On my paternal side, my other grandfather was the multilingual Chairman for many years of the oldest Rolls-Royce Motor Car Club in the world, the 20-Ghost Club.
On his passing he left me a 1938 Rolls Royce Saloon and too young to drive I used to sit in it with my friends during the school holidays, making up stories of adventures without leaving the four walls of the garage!
I loved watching you on Star Portraits, a BBC television series of you competing with two other artists as the legendary Cilla Black sat for her portrait. Like you, I was so fortunate to meet her. My dear friend Marty Redman cheekily surprised me, by catching me off guard by bringing her announced. An entrance of epic Volcanic force, she spent half-hour visiting me at my atelier, gorgeously evaporated the contents of a bottle of Veuve Clicquot, while hysterically entertaining me to the brink of me nearly losing my dignity and literally ‘peeing in my bespoke Mauritian white beach linen trousers”! She had the energy and charisma of 20 people. To this day I never recalled one thing I said, but little chance I had as she sucked all the oxygen from the room and exited with just as much volcanic force stamina as her chauffeur whisked her away into the Sloane Square craziness.

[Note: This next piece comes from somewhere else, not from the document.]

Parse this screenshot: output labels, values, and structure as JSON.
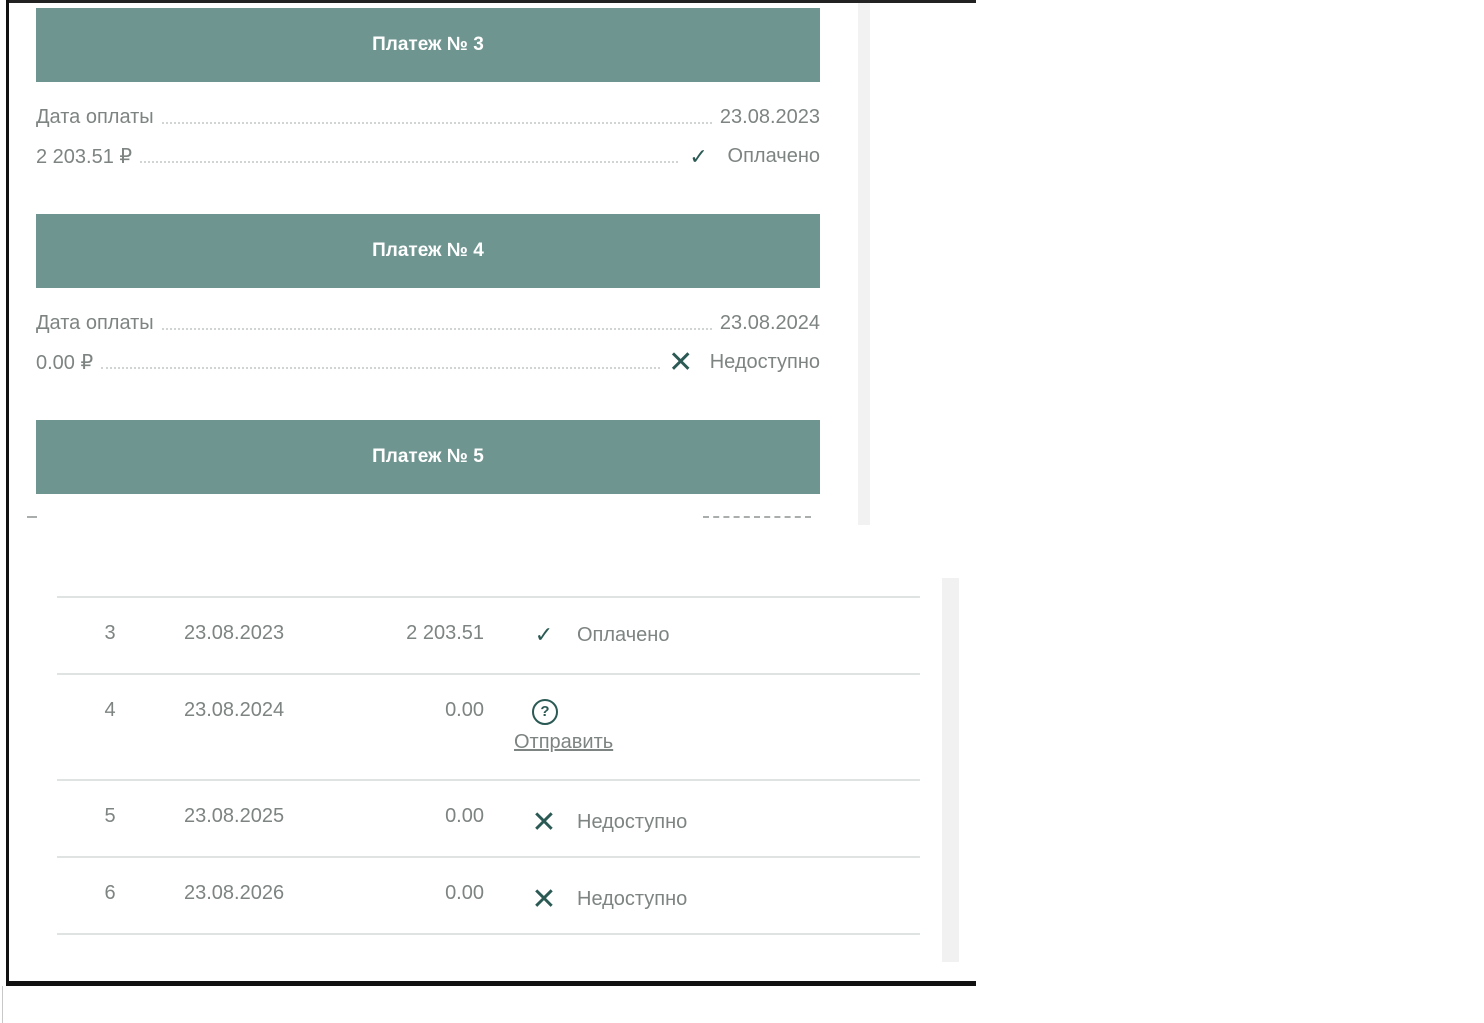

What is the key part of the anatomy that you feel makes an image an integral part of what the sitter is about and I guess I am perplexed how she sat still for so long?!

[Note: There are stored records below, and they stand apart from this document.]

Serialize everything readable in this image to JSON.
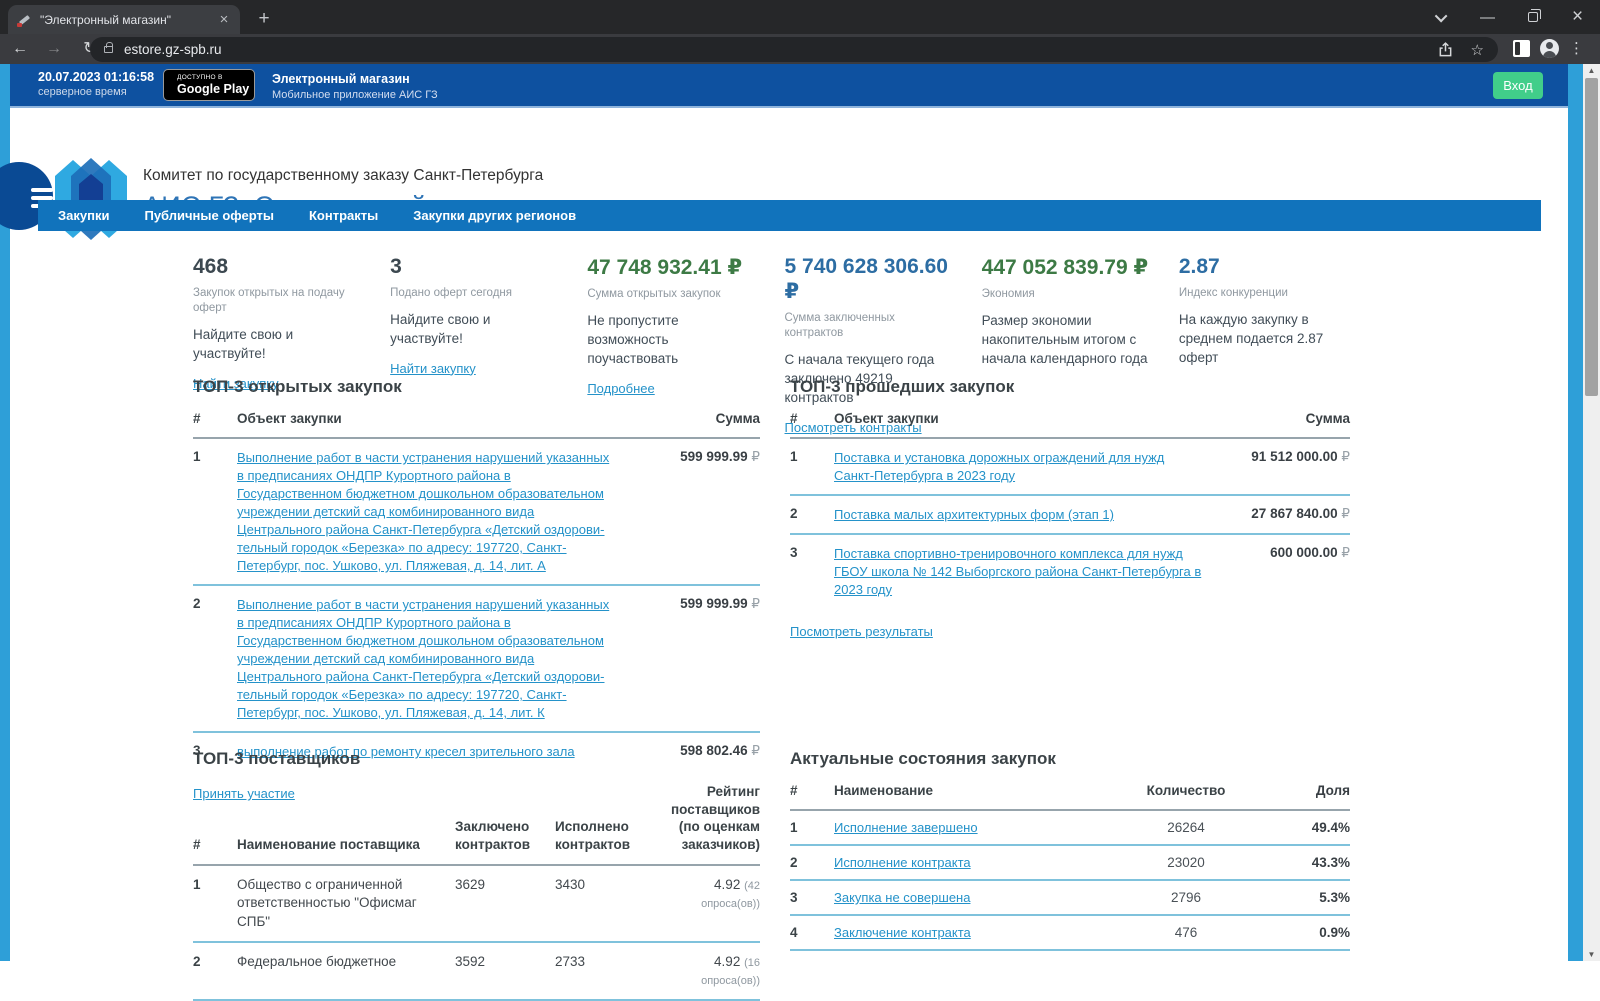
{
  "colors": {
    "topbar_blue": "#0e51a0",
    "nav_blue": "#1173bc",
    "edge_blue": "#2e9fd8",
    "login_green": "#41ce8a",
    "link_blue": "#2492c9",
    "header_title_blue": "#2e74b6",
    "stat_green": "#3d7a45",
    "stat_blue": "#2d6da3",
    "stat_dark": "#3c4850",
    "row_separator": "#7fc2dc"
  },
  "browser": {
    "tab_title": "\"Электронный магазин\"",
    "url": "estore.gz-spb.ru"
  },
  "topbar": {
    "datetime": "20.07.2023 01:16:58",
    "datetime_label": "серверное время",
    "badge_small": "ДОСТУПНО В",
    "badge_store": "Google Play",
    "app_title": "Электронный магазин",
    "app_subtitle": "Мобильное приложение АИС ГЗ",
    "login_label": "Вход"
  },
  "header": {
    "org": "Комитет по государственному заказу Санкт-Петербурга",
    "title": "АИС ГЗ: Электронный магазин"
  },
  "nav": {
    "items": [
      {
        "label": "Закупки"
      },
      {
        "label": "Публичные оферты"
      },
      {
        "label": "Контракты"
      },
      {
        "label": "Закупки других регионов"
      }
    ]
  },
  "stats": [
    {
      "value": "468",
      "label": "Закупок открытых на подачу оферт",
      "desc": "Найдите свою и участвуйте!",
      "link": "Найти закупку"
    },
    {
      "value": "3",
      "label": "Подано оферт сегодня",
      "desc": "Найдите свою и участвуйте!",
      "link": "Найти закупку"
    },
    {
      "value": "47 748 932.41 ₽",
      "label": "Сумма открытых закупок",
      "desc": "Не пропустите возможность поучаствовать",
      "link": "Подробнее"
    },
    {
      "value": "5 740 628 306.60 ₽",
      "label": "Сумма заключенных контрактов",
      "desc": "С начала текущего года заключено 49219 контрактов",
      "link": "Посмотреть контракты"
    },
    {
      "value": "447 052 839.79 ₽",
      "label": "Экономия",
      "desc": "Размер экономии накопительным итогом с начала календарного года"
    },
    {
      "value": "2.87",
      "label": "Индекс конкуренции",
      "desc": "На каждую закупку в среднем подается 2.87 оферт"
    }
  ],
  "open_purchases": {
    "title": "ТОП-3 открытых закупок",
    "col_num": "#",
    "col_object": "Объект закупки",
    "col_sum": "Сумма",
    "rows": [
      {
        "num": "1",
        "text": "Выполнение работ в части устранения нарушений указанных в предписаниях ОНДПР Курортного района в Государственном бюджетном дошкольном образовательном учреждении детский сад комбинированного вида Центрального района Санкт-Петербурга «Детский оздорови-тельный городок «Березка» по адресу: 197720, Санкт-Петербург, пос. Ушково, ул. Пляжевая, д. 14, лит. А",
        "sum": "599 999.99",
        "cur": "₽"
      },
      {
        "num": "2",
        "text": "Выполнение работ в части устранения нарушений указанных в предписаниях ОНДПР Курортного района в Государственном бюджетном дошкольном образовательном учреждении детский сад комбинированного вида Центрального района Санкт-Петербурга «Детский оздорови-тельный городок «Березка» по адресу: 197720, Санкт-Петербург, пос. Ушково, ул. Пляжевая, д. 14, лит. К",
        "sum": "599 999.99",
        "cur": "₽"
      },
      {
        "num": "3",
        "text": "выполнение работ по ремонту кресел зрительного зала",
        "sum": "598 802.46",
        "cur": "₽"
      }
    ],
    "footer_link": "Принять участие"
  },
  "past_purchases": {
    "title": "ТОП-3 прошедших закупок",
    "col_num": "#",
    "col_object": "Объект закупки",
    "col_sum": "Сумма",
    "rows": [
      {
        "num": "1",
        "text": "Поставка и установка дорожных ограждений для нужд Санкт-Петербурга в 2023 году",
        "sum": "91 512 000.00",
        "cur": "₽"
      },
      {
        "num": "2",
        "text": "Поставка малых архитектурных форм (этап 1)",
        "sum": "27 867 840.00",
        "cur": "₽"
      },
      {
        "num": "3",
        "text": "Поставка спортивно-тренировочного комплекса для нужд ГБОУ школа № 142 Выборгского района Санкт-Петербурга в 2023 году",
        "sum": "600 000.00",
        "cur": "₽"
      }
    ],
    "footer_link": "Посмотреть результаты"
  },
  "suppliers": {
    "title": "ТОП-3 поставщиков",
    "cols": [
      "#",
      "Наименование поставщика",
      "Заключено контрактов",
      "Исполнено контрактов",
      "Рейтинг поставщиков (по оценкам заказчиков)"
    ],
    "rows": [
      {
        "num": "1",
        "name": "Общество с ограниченной ответственностью \"Офисмаг СПБ\"",
        "signed": "3629",
        "executed": "3430",
        "rating": "4.92",
        "surveys": "(42 опроса(ов))"
      },
      {
        "num": "2",
        "name": "Федеральное бюджетное",
        "signed": "3592",
        "executed": "2733",
        "rating": "4.92",
        "surveys": "(16 опроса(ов))"
      }
    ]
  },
  "statuses": {
    "title": "Актуальные состояния закупок",
    "cols": [
      "#",
      "Наименование",
      "Количество",
      "Доля"
    ],
    "rows": [
      {
        "num": "1",
        "name": "Исполнение завершено",
        "count": "26264",
        "share": "49.4%"
      },
      {
        "num": "2",
        "name": "Исполнение контракта",
        "count": "23020",
        "share": "43.3%"
      },
      {
        "num": "3",
        "name": "Закупка не совершена",
        "count": "2796",
        "share": "5.3%"
      },
      {
        "num": "4",
        "name": "Заключение контракта",
        "count": "476",
        "share": "0.9%"
      }
    ]
  }
}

Working with Cilla was a project I am very lucky to have participated in. I started painting her at the London Palladium ( arguably the most famous theatre in the UK ) and unveiled the finished portrait of her at the Royal Academy, London. Cilla was totally charming and imbued all around her with her effervescence and Liverpudlian humor. The most notable parts of the anatomy in any figurative artwork and in my portrait of Cilla are the hands, eyes, and mouth, they are all our most expressive features, the cable of transmitting our mood and feelings.
Preference – portrait or landscape?
HAHA, for multiple figured narrative paintings and “conversation pieces” I prefer the landscape format, but for single figure subjects as the name implies, definitely the “portrait” format
What advice would you give aspiring artists?
Never give up, believe in what you do and strive to make every piece of artwork better than the last as each piece will be your immortal signature. Make it good enough to put your name on!